Abstract
Background
Viral genomes contain records of geographic movements and cross-scale transmission dynamics. However, the impact of regional heterogeneity, particularly among rural and urban centers, on viral spread and epidemic trajectory has been less explored due to limited data availability. Intensive and widespread efforts to collect and sequence SARS-CoV-2 viral samples have enabled the development of comparative genomic approaches to reconstruct spatial transmission history and understand viral transmission across different scales.
Methods
We proposed the spatial transmission count statistic that efficiently summarizes the geographic transmission patterns imprinted in viral phylogenies. Guided by a time-scaled tree with ancestral trait states, we identified spatial transmission linkages and categorized them as imports, local transmissions, and exports. These linkages were then summarized to represent the epidemic profile of the focal area.
Results
Here, we demonstrate the utility of this approach for near real-time outbreak analysis using over 12,000 full genomes and linked epidemiological data to investigate the spread of SARS-CoV-2 in Texas.
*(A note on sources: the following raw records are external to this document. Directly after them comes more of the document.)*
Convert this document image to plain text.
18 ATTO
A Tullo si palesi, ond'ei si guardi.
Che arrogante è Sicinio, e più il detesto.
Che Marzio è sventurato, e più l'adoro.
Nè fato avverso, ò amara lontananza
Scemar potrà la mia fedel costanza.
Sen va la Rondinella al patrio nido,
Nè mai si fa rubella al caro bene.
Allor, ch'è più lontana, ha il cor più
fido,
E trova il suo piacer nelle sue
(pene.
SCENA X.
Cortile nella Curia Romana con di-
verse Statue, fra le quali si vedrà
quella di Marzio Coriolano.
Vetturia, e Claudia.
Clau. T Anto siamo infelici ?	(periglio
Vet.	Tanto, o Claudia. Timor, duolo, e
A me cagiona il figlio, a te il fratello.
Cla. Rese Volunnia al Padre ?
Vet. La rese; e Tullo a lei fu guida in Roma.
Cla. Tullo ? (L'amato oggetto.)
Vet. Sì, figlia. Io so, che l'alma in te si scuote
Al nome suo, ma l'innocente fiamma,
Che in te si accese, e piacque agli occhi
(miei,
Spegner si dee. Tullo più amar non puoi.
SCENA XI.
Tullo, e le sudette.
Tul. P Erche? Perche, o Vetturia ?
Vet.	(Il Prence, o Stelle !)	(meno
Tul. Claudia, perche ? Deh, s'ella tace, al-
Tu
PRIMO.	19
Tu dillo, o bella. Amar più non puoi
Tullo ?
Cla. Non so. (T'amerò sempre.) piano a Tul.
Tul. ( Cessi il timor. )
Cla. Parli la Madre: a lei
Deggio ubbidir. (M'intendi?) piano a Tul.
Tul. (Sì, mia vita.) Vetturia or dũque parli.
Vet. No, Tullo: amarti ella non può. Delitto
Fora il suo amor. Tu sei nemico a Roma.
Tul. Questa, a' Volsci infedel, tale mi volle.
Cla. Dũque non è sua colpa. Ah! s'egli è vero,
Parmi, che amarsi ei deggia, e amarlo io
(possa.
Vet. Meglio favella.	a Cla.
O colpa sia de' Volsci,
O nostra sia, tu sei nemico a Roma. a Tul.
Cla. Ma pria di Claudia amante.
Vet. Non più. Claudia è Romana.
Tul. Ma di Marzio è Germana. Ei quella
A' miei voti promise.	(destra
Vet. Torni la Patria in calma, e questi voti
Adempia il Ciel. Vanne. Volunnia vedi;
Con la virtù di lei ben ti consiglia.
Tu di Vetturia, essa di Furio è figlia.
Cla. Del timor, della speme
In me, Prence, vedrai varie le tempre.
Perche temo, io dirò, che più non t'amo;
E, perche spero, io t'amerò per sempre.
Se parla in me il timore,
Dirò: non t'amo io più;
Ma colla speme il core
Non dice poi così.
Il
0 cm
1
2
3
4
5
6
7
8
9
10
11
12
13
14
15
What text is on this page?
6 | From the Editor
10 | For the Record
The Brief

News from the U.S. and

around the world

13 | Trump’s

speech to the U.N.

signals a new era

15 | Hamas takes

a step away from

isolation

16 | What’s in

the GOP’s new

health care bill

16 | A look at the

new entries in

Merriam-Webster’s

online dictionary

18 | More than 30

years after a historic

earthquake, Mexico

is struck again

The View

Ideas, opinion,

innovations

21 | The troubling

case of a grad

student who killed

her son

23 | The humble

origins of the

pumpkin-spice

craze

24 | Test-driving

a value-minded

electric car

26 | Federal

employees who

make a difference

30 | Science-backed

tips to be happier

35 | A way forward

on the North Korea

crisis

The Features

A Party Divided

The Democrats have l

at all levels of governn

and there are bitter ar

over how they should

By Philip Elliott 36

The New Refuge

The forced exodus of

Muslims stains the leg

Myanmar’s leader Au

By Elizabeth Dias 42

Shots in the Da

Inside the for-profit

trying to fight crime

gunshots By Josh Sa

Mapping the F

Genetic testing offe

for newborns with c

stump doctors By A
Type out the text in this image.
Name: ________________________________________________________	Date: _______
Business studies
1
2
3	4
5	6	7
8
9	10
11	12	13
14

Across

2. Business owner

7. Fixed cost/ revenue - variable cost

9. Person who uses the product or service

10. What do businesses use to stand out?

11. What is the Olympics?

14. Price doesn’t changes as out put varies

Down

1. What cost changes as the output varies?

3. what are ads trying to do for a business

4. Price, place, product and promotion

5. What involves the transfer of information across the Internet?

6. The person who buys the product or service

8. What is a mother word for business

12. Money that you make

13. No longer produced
Our findings indicate that (1) highly populated urban centers were the main sources of the epidemic in Texas; (2) outbreaks in urban centers were connected to the global epidemic; and (3) outbreaks in urban centers were locally maintained, while epidemics in rural areas were driven by repeated introductions.
Conclusions
In this study, we introduce the Source Sink Score, which determines whether a localized outbreak serves as a source or sink for other regions, and the Local Import Score, which assesses whether the outbreak has transitioned to local transmission rather than being maintained by continued introductions. These epidemiological statistics provide actionable insights for developing public health interventions tailored to the needs of affected areas.